Google, Facebook and Amazon Unite With Trump to Protest French Tech Tax

Foto: Depositphotos

France’s plan to tax U.S. tech giants will bring President Donald Trump and the largest technology companies together, at least temporarily, according to Bloomberg.

Google, Facebook and Amazon all testified in Washington in support of the Trump administration’s efforts to potentially punish France for enacting a 3% tax on global tech companies with at least 750 million euros in global revenue and digital sales of 25 million euros in France.

France’s digital tax “is a sharp departure from long-established tax rules and uniquely targets a subset of businesses,” Nicholas Bramble, trade policy counsel at Google, said at the U.S. Trade Representative’s Office hearing in Washington. “French government officials have emphasized repeatedly that the” tax is intended to target foreign technology companies.

The U.S. is probing France’s new tax, which French President Emmanuel Macron signed into law last month, using a tool that could be a precursor to new tariffs or other trade restrictions. U.S. Trade Representative Robert Lighthizer could take action as soon as Aug. 26 when a comment period on the issue closes.

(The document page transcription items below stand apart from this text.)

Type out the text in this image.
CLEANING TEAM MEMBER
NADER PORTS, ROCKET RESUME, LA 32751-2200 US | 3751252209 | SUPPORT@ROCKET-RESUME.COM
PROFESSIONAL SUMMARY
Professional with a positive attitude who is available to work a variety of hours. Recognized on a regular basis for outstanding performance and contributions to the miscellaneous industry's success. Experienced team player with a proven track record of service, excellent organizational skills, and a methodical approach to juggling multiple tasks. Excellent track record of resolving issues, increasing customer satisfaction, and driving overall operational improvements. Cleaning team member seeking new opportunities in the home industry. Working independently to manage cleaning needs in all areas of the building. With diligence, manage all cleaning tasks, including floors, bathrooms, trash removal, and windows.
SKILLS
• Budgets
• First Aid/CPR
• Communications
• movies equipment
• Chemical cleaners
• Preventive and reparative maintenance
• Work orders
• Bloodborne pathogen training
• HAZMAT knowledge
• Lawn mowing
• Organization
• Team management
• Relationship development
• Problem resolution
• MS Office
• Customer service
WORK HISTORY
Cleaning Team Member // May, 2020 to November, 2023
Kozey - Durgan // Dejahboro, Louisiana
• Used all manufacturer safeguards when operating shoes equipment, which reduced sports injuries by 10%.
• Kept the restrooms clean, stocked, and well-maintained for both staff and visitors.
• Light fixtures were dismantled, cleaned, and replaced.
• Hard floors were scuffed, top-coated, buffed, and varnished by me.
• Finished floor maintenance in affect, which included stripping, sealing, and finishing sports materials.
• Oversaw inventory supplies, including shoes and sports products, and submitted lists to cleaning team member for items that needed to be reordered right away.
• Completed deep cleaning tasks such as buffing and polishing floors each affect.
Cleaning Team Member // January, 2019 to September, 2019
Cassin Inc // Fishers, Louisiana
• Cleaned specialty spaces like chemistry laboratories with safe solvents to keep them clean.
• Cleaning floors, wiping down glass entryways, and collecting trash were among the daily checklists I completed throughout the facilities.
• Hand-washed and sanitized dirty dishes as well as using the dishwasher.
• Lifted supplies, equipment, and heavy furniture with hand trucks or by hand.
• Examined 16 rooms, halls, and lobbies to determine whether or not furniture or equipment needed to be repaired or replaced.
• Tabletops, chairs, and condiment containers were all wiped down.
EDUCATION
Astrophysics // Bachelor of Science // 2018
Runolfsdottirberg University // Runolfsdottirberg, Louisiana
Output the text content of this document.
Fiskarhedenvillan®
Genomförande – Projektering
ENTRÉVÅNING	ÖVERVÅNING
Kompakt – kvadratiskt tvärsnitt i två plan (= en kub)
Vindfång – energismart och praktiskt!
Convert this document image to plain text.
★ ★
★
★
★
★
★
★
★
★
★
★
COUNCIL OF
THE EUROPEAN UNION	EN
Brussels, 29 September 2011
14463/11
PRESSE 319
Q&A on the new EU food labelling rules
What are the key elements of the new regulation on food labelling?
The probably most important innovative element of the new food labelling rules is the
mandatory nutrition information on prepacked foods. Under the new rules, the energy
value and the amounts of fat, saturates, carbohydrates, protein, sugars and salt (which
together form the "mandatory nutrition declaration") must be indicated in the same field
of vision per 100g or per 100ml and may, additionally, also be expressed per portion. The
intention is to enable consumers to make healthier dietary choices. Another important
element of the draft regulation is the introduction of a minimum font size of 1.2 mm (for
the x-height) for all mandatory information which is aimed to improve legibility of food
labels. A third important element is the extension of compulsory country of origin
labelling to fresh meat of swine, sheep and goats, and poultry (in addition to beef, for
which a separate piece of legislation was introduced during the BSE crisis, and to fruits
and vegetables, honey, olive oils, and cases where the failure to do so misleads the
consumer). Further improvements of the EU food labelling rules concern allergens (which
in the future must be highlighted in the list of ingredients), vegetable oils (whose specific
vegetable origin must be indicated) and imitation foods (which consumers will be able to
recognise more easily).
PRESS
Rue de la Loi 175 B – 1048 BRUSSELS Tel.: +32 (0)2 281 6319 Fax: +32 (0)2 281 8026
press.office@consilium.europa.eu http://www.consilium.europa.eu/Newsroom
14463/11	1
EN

The effort to crack down on France has created common ground for Trump, who has called Google and Facebook “on the side of the Radical Left Democrats” and accused Amazon of avoiding taxes, and technology companies that are both worried foreign governments are looking to use American corporations as a way to collect additional tax revenue.

While Amazon has increased its profit margins, even so the French digital tax could eat into profitability, said Peter Hiltz, the online retailer’s director of international tax and policy planning. If another country, such as Spain, were to enact a tax similar to France, that tax could compound, he said. If a French buyer were to buy a product from a Spanish seller, that transaction would be taxed by both countries, he said.

The U.S. says countries considering their own version of a digital tax should focus on ongoing global talks with 130 countries on how to tax tech companies. Any future pact would likely create a whole new set of rules governing which countries have the right to tax the companies, which corporate profits are taxable, and how to resolve the inevitable disputes that would arise. A deal could be reached as soon as next year.